De acuerdo con la perspectiva de Boff, el marxismo interpreta la realidad "a partir de los oprimidos, pues desenmascara las oposiciones que existen en el sistema actual y denuncia la voracidad de la sociedad de mercado competitiva, consumista, nada cooperativa e injusta".

"La encíclica de Benedicto XVI es una toma de posición de la Iglesia frente a la crisis actual", resumió.

El teólogo brasileño dejó los hábitos religiosos en la década de los 90, luego de haber recibido apercibimientos canónicos de parte del entonces cardenal Joseph Ratzinger, quien en 2005 se convirtió en el papa Benedicto XVI.

Según Boff, "la visión (de la encíclica) es que el sistema mundial es fundamentalmente correcto, que existen disfunciones, no contradicciones; es un diagnóstico semejante al del G-20: rectificaciones, no cambios; reformas, no liberaciones". Para Boff el Papa debería haber adoptado en esta encíclica un discurso más profético y menos magisterial.

"Las crisis que afectan a la humanidad y comportan amenazas severas a todo el sistema de la vida demandaban un texto profético, cargado de urgencia, pero no fue eso lo que recibimos", dijo.

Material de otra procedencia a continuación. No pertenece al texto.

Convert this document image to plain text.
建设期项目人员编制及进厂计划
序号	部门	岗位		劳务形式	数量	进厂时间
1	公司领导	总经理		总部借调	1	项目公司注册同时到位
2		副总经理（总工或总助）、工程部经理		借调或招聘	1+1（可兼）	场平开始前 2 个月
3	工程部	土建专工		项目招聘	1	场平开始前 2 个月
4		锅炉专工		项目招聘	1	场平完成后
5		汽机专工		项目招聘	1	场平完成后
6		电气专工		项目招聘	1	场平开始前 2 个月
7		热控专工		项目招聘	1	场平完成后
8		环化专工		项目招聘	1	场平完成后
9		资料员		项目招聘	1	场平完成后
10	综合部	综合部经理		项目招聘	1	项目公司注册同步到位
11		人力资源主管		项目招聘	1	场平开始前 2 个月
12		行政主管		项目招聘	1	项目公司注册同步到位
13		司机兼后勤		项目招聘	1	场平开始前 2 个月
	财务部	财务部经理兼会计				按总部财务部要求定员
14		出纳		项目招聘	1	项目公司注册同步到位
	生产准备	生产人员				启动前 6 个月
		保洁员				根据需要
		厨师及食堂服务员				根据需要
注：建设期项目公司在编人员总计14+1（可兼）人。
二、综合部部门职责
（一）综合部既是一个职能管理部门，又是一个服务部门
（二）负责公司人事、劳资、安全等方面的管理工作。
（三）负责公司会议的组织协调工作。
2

"No está en la naturaleza de este Papa ser profeta; él es un doctor, elabora el discurso oficial del magisterio cuya perspectiva no es desde abajo, sino de encima, de la doctrina ortodoxa, esfuma las contradicciones", añadió.

Boff opinó que Benedicto XVI no hace un "análisis de la realidad actual" sino que "permanece principista" y "se define por su indefinición" pues "la tónica dominante no es la del análisis, sino de la ética, del deber ser".

No obstante, reconoció que "en la parte final de la encíclica introduce cosas sensatas como la reforma de la ONU, la nueva arquitectura económico-financiera internacional, el concepto del bien común del Globo y la inclusión relacional de la familia humana".